Wir befreiten die anderen von ihren Fesseln, nur die Sklavinnen nicht.
»Wir sind dankbar«, versicherte mir der Theaterdirektor.
»Danke«, sagte der Spieler mürrisch und unwillig, als ich seine Handfesseln löste. Er bückte sich schnell und wütend, um den Strick um die Füße zu lösen.
»Beachte ihn nicht«, sagte Boots. »Er ist ein komischer Vogel. Er hätte es vermutlich vorgezogen, sich die Kehle durchschneiden zu lassen.«
»Aber du bist dankbar?« fragte ich Boots.

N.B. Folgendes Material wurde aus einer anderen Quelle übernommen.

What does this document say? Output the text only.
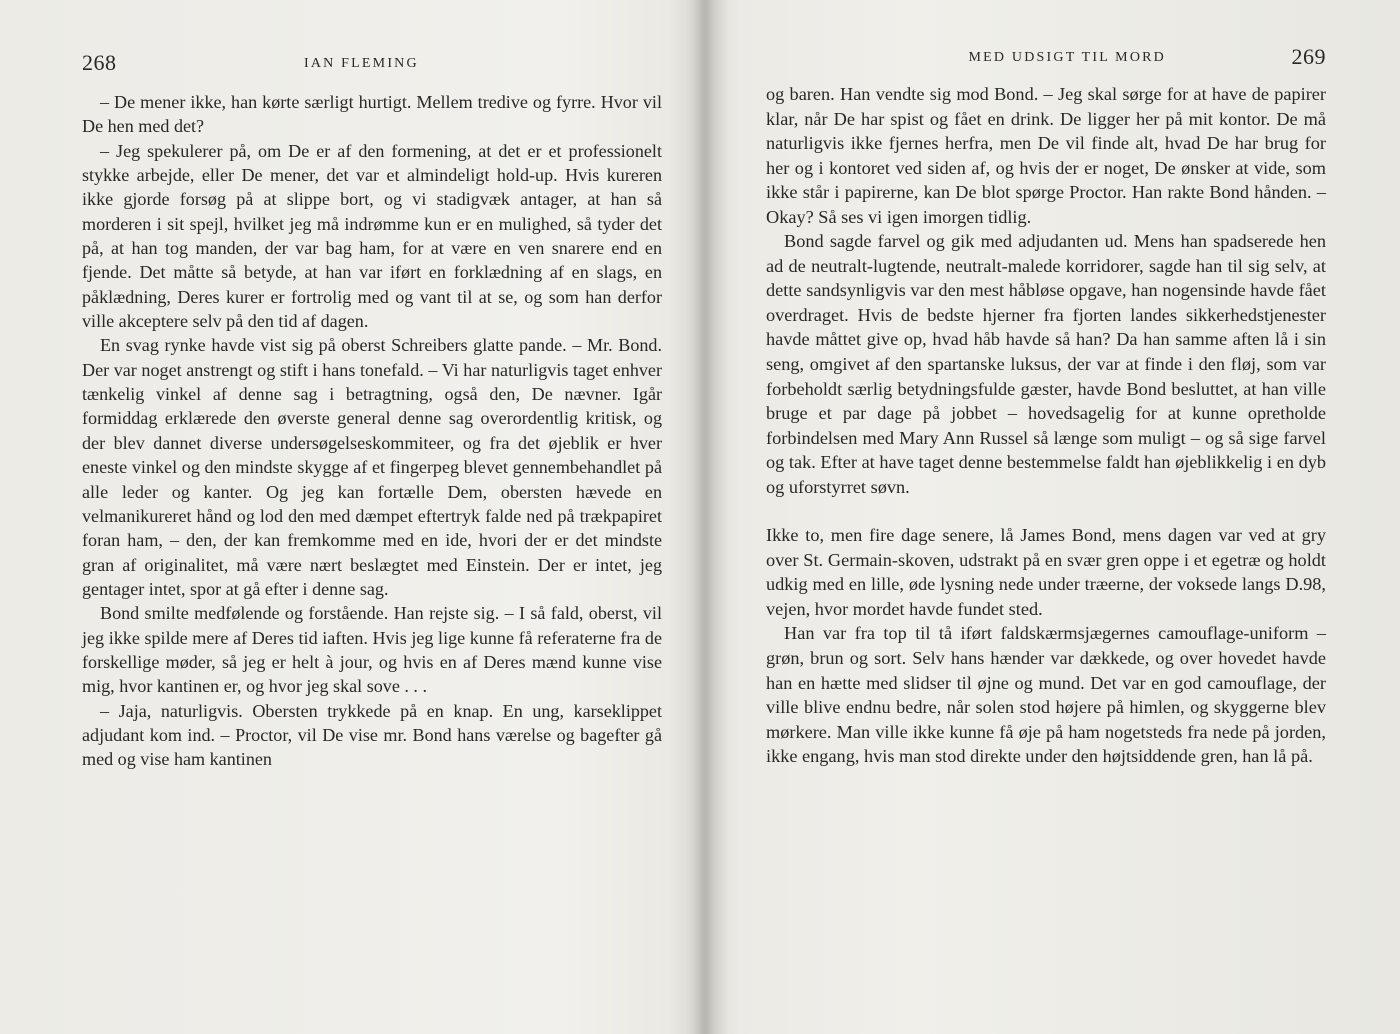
268	IAN FLEMING

– De mener ikke, han kørte særligt hurtigt. Mellem tredive og fyrre. Hvor vil De hen med det?

– Jeg spekulerer på, om De er af den formening, at det er et professionelt stykke arbejde, eller De mener, det var et almindeligt hold-up. Hvis kureren ikke gjorde forsøg på at slippe bort, og vi stadigvæk antager, at han så morderen i sit spejl, hvilket jeg må indrømme kun er en mulighed, så tyder det på, at han tog manden, der var bag ham, for at være en ven snarere end en fjende. Det måtte så betyde, at han var iført en forklædning af en slags, en påklædning, Deres kurer er fortrolig med og vant til at se, og som han derfor ville akceptere selv på den tid af dagen.

En svag rynke havde vist sig på oberst Schreibers glatte pande. – Mr. Bond. Der var noget anstrengt og stift i hans tonefald. – Vi har naturligvis taget enhver tænkelig vinkel af denne sag i betragtning, også den, De nævner. Igår formiddag erklærede den øverste general denne sag overordentlig kritisk, og der blev dannet diverse undersøgelseskommiteer, og fra det øjeblik er hver eneste vinkel og den mindste skygge af et fingerpeg blevet gennembehandlet på alle leder og kanter. Og jeg kan fortælle Dem, obersten hævede en velmanikureret hånd og lod den med dæmpet eftertryk falde ned på trækpapiret foran ham, – den, der kan fremkomme med en ide, hvori der er det mindste gran af originalitet, må være nært beslægtet med Einstein. Der er intet, jeg gentager intet, spor at gå efter i denne sag.

Bond smilte medfølende og forstående. Han rejste sig. – I så fald, oberst, vil jeg ikke spilde mere af Deres tid iaften. Hvis jeg lige kunne få referaterne fra de forskellige møder, så jeg er helt à jour, og hvis en af Deres mænd kunne vise mig, hvor kantinen er, og hvor jeg skal sove . . .

– Jaja, naturligvis. Obersten trykkede på en knap. En ung, karseklippet adjudant kom ind. – Proctor, vil De vise mr. Bond hans værelse og bagefter gå med og vise ham kantinen

MED UDSIGT TIL MORD	269

og baren. Han vendte sig mod Bond. – Jeg skal sørge for at have de papirer klar, når De har spist og fået en drink. De ligger her på mit kontor. De må naturligvis ikke fjernes herfra, men De vil finde alt, hvad De har brug for her og i kontoret ved siden af, og hvis der er noget, De ønsker at vide, som ikke står i papirerne, kan De blot spørge Proctor. Han rakte Bond hånden. – Okay? Så ses vi igen imorgen tidlig.

Bond sagde farvel og gik med adjudanten ud. Mens han spadserede hen ad de neutralt-lugtende, neutralt-malede korridorer, sagde han til sig selv, at dette sandsynligvis var den mest håbløse opgave, han nogensinde havde fået overdraget. Hvis de bedste hjerner fra fjorten landes sikkerhedstjenester havde måttet give op, hvad håb havde så han? Da han samme aften lå i sin seng, omgivet af den spartanske luksus, der var at finde i den fløj, som var forbeholdt særlig betydningsfulde gæster, havde Bond besluttet, at han ville bruge et par dage på jobbet – hovedsagelig for at kunne opretholde forbindelsen med Mary Ann Russel så længe som muligt – og så sige farvel og tak. Efter at have taget denne bestemmelse faldt han øjeblikkelig i en dyb og uforstyrret søvn.

Ikke to, men fire dage senere, lå James Bond, mens dagen var ved at gry over St. Germain-skoven, udstrakt på en svær gren oppe i et egetræ og holdt udkig med en lille, øde lysning nede under træerne, der voksede langs D.98, vejen, hvor mordet havde fundet sted.

Han var fra top til tå iført faldskærmsjægernes camouflage-uniform – grøn, brun og sort. Selv hans hænder var dækkede, og over hovedet havde han en hætte med slidser til øjne og mund. Det var en god camouflage, der ville blive endnu bedre, når solen stod højere på himlen, og skyggerne blev mørkere. Man ville ikke kunne få øje på ham nogetsteds fra nede på jorden, ikke engang, hvis man stod direkte under den højtsiddende gren, han lå på.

»Ja«, antwortete er. »Ich bin dir dankbar.«
»Für alle Zeiten?« fragte ich mit einem Lächeln.
»Natürlich.«
»Ich glaube, daß ich dir noch mehr von Nutzen sein kann.«
»Wieso?« fragte Boots interessiert.
»Kommt alle mit mir«, sagte ich. »Und nehmt eine Fackel mit, ich will euch etwas zeigen.«
»Was denn ?« fragte Boots.
»Ich habe es vor ein paar Ehn im Wald gefunden, als ich in meinem Lager die Waffen holte.«
»Was ist es denn?« fragte er.
»Komm mit, dann wirst du es sehen.«
8
»Da, seht ihr?«
Wir standen auf einer kleinen Lichtung, nicht weit von der Straße entfernt.
»Ja!« sagte Boots anerkennend.
»Halt die Fackel tiefer! Seht genauer hin!«
Die beiden vom Licht geblendeten Frauen sahen blinzelnd auf und stießen ein Wimmern aus. Boots bückte sich und hielt die Fackel noch näher an sie heran. Die eine Frau trug ein ärmelloses, langes weißes Gewand; es war ziemlich dünn und stellte ihre einzige Bekleidung dar. Ich konnte mir nicht vorstellen, daß sie sich das Gewand selbst ausgesucht hatte; bestimmt hatte man sie gezwungen, es anzuziehen. Es fiel nicht schwer, sich das darunter verborgene Ausmaß ihrer Schönheit vorzustellen; sie hatte prächtige Rundungen. Das galt auch für die andere Frau. Allerdings lag ihre Schönheit offen zu Tage. Sie war nackt. Beide Frauen trugen Ketten an Hand- und Fußgelenken und waren völlig hilflos.
»Hübsch«, sagte Boots.
»Ja«, sagte Chino.
»Doch«, meinte Lecchio.
Auch Petrucchio und Publius Andronicus gaben ihrer Zustimmung lautstark Ausdruck. Der mürrische Spieler war nicht bei uns. Nachdem er sich von seinen Fesseln befreit hatte, war er losgestürzt, um den Pokal aufzuheben, für den sich die Straßenräuber so interessiert hatten. Anscheinend wollte er verhindern, daß die anderen ihn zu Gesicht bekamen oder seine Bedeutung erfuhren. Er hatte den Pokal aufgehoben, war im Wagen verschwunden und auch dort geblieben. Es hatte den Anschein, als sei er nicht besonders dankbar für die Hilfe gewesen, die er erhalten hatte. Vielleicht war er einfach zu stolz. Vielleicht verabscheute er von ganzem Herzen den Gedanken, einem anderen etwas zu schulden. Zog man andererseits den Haß und die Scham in Betracht, die sein Leben zu bestimmen schienen, war es durchaus nicht unvorstellbar, daß er die Klinge des Banditenmessers willkommen geheißen hätte.